Yes, God, Yes is a new coming-of-age comedy film directed by Karen Maine. The movie is about a girl in Catholic high school who discovers her sexuality after a seemingly innocent online chat gets racy. It made its debut at the 2019 SXSW Film Festival.
The story of this film is definitely very compelling. The coming-of-age arc has always been an effective one because it is something we all go through in our lives. This movie does a great job of taking a story that is very personal and not totally relatable to everyone (it is the story of an upper-class girl who attends private school) and making it feel like this universal tale of growth.
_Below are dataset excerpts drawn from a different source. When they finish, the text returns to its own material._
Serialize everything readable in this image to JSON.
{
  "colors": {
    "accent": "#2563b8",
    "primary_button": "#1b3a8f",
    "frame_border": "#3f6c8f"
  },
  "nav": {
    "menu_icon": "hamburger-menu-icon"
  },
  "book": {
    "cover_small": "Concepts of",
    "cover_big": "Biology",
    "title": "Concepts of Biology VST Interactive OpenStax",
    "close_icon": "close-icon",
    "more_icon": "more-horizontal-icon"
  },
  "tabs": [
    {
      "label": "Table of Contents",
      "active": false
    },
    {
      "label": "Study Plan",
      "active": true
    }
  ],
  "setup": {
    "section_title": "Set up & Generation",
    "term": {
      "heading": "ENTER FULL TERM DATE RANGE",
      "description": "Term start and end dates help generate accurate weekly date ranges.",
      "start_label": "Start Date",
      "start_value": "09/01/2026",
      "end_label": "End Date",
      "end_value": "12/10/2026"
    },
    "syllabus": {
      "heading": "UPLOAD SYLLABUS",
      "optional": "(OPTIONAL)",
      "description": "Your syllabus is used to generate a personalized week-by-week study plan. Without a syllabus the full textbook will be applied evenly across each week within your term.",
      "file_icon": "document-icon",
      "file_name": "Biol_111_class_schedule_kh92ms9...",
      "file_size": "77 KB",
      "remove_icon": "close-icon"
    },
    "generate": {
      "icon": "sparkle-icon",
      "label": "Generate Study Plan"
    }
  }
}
One of the more effective things about the film is the protagonist’s individual development. The movie does a great job developing her through her personal qualities rather than through her relationship with others. However, this does come at the expense of the development of supporting characters. The film doesn’t do a great job of establishing the protagonist’s relationship with her parents or friends. It would have been interesting to see these characters developed further.
The themes in the movie are very strong and impactful. The film isn’t heavy-handed in any way, and that is super refreshing. Some of the topics that are discussed by the movie well include female sexuality and the importance of religion (or the lack thereof) in one’s identity. The religious parts of the film are particularly interesting, as they lend themselves to some great satirical moments.
The humor in the movie is also very satisfying. The film has you laughing throughout, sometimes because of wit in the dialogue, but often because the situations in which the characters find themselves are awkwardly funny. The opening of the movie is very funny, but once the characters get to the camp, it becomes absolutely hilarious. Many audiences are going to find this film to be absolutely hilarious.
The actors do a great job in their roles. Natalia Dyer, who is perhaps best known for playing Nancy Wheeler in Stranger Things, gives a very compelling lead performance. She brings a lot of emotion and heart to the character and is totally believable. The standout in the supporting cast is Timothy Simons, who plays the Priest that leads the school. He is absolutely hilarious in the role, making the character one of the best parts of the movie.
On a technical level, the film was pretty strong. Although the execution is mostly straightforward, that can be expected given the independent nature of the movie. The movie does a very good job of periodizing the events, though, as the cinematography and production design really capture that early-2000’s vibe that gives the film a nostalgia factor despite the fact that this was less than twenty years ago.
Overall, Yes, God, Yes was a hilarious and touching coming-of-age movie. Although it does have. a few issues, it’s still super compelling.
Yes, God, Yes debuted at the 2019 SXSW Film Festival.